Nora cast back to his first words. “Butte? Where the miners go? It’s really in Montana Territory in the West, isn’t it?” So many questions. She’d barely spoken since losing her father. Now it seemed important to manage a whole conversation. She tried to slow her breathless prattle. “I have an old family friend there. She writes me from time to time.”
“It is in Montana. They say the Irish get steady work in Butte and a fair wage, too, bringing out the ore. Sure, some of the men from Cork are nearly there already—headed west straightway off the ship.”
“What’s the news from Ireland?” Her voice trembled. Her brother Seamus joined the rebellion so young, just a boy really, yet he died like a man when the British caught and hanged him. The steamy air turned stifling. She willed sorrow over Seamus to recede into the other griefs lingering in her heart’s shadows.
If Tade noticed her distress, he didn’t let on. “Let me buy you dinner when you’re off work and I’ll tell you. You can answer my questions about America.”
Nora hesitated. She’d been so lonely, but wouldn’t a social event during mourning show disrespect? Of course, her da wouldn’t care for any outward show of grief. He hadn’t cared about being respectable when she scolded him for drinking, had he? She winced, feeling guilty. Paddy’s indulgence had mortified her often enough, but he never stopped encouraging her to pursue her dreams.
/> After the shattering news of Seamus’s death, Paddy insisted, “We living owe it to the dead to make the most of our remaining days.” Paddy loved life. Intuition and those words urged Nora to accept this invitation. She studied her shoes, then gave Tade Larkin a level gaze. “Yes, but it has to be a decent restaurant, mind. No din of drinking songs with our talk.”

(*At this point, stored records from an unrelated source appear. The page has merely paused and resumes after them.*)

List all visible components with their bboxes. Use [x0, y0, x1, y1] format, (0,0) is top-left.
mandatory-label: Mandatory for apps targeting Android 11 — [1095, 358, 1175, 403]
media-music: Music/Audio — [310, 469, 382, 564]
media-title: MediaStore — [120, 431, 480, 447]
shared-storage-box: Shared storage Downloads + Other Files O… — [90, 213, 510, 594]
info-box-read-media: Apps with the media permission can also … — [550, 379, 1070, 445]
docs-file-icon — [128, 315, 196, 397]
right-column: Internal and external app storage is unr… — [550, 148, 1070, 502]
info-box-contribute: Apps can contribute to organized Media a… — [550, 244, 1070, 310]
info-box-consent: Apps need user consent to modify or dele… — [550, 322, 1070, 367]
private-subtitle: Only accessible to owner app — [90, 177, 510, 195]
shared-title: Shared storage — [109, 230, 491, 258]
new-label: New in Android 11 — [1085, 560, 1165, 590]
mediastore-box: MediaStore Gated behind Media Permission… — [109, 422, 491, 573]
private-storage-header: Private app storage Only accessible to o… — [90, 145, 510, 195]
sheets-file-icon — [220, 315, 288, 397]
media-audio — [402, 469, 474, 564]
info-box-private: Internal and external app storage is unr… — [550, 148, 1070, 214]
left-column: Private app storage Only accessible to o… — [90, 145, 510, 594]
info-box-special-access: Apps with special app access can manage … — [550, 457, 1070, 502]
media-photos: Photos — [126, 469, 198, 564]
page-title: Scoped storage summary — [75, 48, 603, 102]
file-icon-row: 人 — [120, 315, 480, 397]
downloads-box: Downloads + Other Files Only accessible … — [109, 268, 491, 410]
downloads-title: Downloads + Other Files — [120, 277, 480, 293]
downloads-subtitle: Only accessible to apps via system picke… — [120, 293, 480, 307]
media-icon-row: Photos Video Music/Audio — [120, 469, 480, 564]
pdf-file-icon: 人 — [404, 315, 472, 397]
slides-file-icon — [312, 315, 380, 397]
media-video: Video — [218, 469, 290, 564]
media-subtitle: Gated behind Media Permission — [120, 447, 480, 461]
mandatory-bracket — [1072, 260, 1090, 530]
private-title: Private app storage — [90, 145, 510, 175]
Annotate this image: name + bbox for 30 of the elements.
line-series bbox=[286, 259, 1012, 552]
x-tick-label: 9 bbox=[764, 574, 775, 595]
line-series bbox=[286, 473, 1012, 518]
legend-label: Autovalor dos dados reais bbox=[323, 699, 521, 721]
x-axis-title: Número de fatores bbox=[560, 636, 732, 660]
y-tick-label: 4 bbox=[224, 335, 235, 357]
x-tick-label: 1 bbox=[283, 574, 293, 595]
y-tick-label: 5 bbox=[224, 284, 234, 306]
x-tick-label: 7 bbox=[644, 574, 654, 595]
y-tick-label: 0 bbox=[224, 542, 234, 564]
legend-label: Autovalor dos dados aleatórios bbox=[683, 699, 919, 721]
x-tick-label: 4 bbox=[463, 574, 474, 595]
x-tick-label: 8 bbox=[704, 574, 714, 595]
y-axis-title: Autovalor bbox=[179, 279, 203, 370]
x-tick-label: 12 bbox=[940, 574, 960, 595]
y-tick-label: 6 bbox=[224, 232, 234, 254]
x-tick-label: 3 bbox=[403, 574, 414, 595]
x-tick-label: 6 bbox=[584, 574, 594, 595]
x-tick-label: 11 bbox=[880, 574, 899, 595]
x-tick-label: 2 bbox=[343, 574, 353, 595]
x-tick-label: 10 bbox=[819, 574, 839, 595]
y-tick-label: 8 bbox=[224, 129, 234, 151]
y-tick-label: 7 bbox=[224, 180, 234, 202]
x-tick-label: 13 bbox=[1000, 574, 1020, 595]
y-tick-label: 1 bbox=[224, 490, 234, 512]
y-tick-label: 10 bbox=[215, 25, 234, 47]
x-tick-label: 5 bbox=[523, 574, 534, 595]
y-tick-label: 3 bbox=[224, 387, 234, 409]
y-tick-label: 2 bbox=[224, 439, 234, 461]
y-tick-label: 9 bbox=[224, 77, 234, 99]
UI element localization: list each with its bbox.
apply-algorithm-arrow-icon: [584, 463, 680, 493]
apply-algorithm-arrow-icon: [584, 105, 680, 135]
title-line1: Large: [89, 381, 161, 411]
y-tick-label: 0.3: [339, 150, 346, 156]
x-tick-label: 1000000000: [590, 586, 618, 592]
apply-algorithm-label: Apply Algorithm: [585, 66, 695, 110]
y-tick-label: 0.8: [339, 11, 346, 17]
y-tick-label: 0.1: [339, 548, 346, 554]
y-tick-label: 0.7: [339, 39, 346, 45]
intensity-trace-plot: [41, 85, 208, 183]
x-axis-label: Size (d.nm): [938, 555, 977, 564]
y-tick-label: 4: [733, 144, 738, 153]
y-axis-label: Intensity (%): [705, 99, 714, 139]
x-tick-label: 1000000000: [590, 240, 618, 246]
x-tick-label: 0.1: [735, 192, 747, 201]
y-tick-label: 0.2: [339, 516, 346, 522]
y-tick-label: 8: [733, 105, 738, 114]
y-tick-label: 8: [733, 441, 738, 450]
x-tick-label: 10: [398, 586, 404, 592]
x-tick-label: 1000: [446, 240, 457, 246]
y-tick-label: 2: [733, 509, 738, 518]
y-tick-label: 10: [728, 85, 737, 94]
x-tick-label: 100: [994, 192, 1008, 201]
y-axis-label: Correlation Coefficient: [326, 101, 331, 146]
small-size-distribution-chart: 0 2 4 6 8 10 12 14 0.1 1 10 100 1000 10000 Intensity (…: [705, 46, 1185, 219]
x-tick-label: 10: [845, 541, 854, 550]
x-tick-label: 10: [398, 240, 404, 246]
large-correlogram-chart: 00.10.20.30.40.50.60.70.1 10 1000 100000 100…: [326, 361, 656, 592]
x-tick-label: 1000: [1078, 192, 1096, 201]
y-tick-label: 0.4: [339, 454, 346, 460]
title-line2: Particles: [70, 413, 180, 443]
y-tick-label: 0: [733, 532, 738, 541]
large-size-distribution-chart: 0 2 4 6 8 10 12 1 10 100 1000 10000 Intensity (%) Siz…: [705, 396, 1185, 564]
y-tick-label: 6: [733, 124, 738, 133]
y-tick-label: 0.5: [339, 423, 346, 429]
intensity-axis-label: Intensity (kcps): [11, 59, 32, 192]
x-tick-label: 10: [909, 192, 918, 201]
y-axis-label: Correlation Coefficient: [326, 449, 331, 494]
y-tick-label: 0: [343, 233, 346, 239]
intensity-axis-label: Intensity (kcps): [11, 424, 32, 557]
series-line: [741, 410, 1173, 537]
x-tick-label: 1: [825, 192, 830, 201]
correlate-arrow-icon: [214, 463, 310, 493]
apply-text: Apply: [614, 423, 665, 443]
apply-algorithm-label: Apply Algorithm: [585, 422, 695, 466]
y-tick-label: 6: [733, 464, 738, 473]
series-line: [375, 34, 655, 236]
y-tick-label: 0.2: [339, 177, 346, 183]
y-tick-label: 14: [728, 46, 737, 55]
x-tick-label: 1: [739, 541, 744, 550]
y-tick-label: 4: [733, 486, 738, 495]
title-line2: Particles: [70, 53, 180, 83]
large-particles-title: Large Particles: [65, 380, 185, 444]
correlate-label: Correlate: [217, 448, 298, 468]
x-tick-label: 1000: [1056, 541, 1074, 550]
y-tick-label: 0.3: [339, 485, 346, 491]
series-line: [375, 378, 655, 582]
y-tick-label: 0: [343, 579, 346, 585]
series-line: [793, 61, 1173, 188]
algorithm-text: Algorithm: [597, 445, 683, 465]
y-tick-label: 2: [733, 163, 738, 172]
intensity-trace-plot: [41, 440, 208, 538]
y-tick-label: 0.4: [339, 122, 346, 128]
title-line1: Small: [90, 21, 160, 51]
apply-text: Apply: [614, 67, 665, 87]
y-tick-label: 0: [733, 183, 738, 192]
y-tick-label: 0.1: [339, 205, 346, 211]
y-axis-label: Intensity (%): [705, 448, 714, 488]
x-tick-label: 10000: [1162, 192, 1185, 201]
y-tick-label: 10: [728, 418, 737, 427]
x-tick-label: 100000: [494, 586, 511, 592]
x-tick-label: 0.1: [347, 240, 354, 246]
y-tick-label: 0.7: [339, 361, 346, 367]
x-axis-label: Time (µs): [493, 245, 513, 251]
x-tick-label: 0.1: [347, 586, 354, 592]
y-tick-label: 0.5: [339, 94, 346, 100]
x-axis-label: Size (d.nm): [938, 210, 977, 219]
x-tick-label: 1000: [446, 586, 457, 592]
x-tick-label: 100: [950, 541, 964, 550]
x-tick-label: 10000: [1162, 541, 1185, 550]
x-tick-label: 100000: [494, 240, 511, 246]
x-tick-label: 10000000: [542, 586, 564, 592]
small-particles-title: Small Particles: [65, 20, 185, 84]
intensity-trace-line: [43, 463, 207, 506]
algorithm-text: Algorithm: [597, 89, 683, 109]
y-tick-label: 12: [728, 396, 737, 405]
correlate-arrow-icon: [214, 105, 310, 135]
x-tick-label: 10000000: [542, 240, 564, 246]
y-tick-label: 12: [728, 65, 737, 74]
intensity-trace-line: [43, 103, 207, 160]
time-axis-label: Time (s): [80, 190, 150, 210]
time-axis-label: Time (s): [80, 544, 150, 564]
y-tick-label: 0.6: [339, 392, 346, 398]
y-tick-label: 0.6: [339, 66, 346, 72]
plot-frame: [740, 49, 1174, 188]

“It will be your choice entirely.” He stepped back, solid as one of those lovely male statues in the museum she sneaked off to see when she heard people describe them. She’d blushed as she admitted doing so in her first confession afterward.
For the next two hours, Nora moved in a daze as she dusted ornate armoires, changed the linen scarves on dressers, and made up high four-poster beds. She hadn’t spent much time thinking of any man in particular, although her red hair and green eyes drew glances and unwanted propositions. A drunken guest once cornered her in his room. Luckily, his ice-eyed wife interrupted, tapping his shoulder. Life in Boston’s tenements and this maid’s job taught lessons no good Catholic girl in the old country would expect to learn.
Tade Larkin seemed both familiar and exciting. When she saw him, an image emerged of Ireland’s green Wicklow Hills and foam-flecked strands, worlds within worlds where she’d once inhaled salty breezes from faraway American shores. She’d dreamed into clouds that flowered over the sea of some different life, one with challenges, but dignity, too. After four years in Boston’s overcrowded North End, she’d all but given up. The Irish seemed destined for endless losses. But this manly Tade Larkin had a future. Even a melancholy Irish maid could see that.
Her shift over at last, she joined him by the servant’s entrance. She’d have preferred they meet in the lobby under the chandelier radiating light lovely as rainbows, but the prissy manager would fire her on the spot if he caught her there. Tade offered his arm. She lifted her chin and slipped hers through the crook of his elbow, aware of his warmth. She was on her own time now and as good as any of the fine folk whose rooms she cleaned. Better than some by the look of their cast-off litter.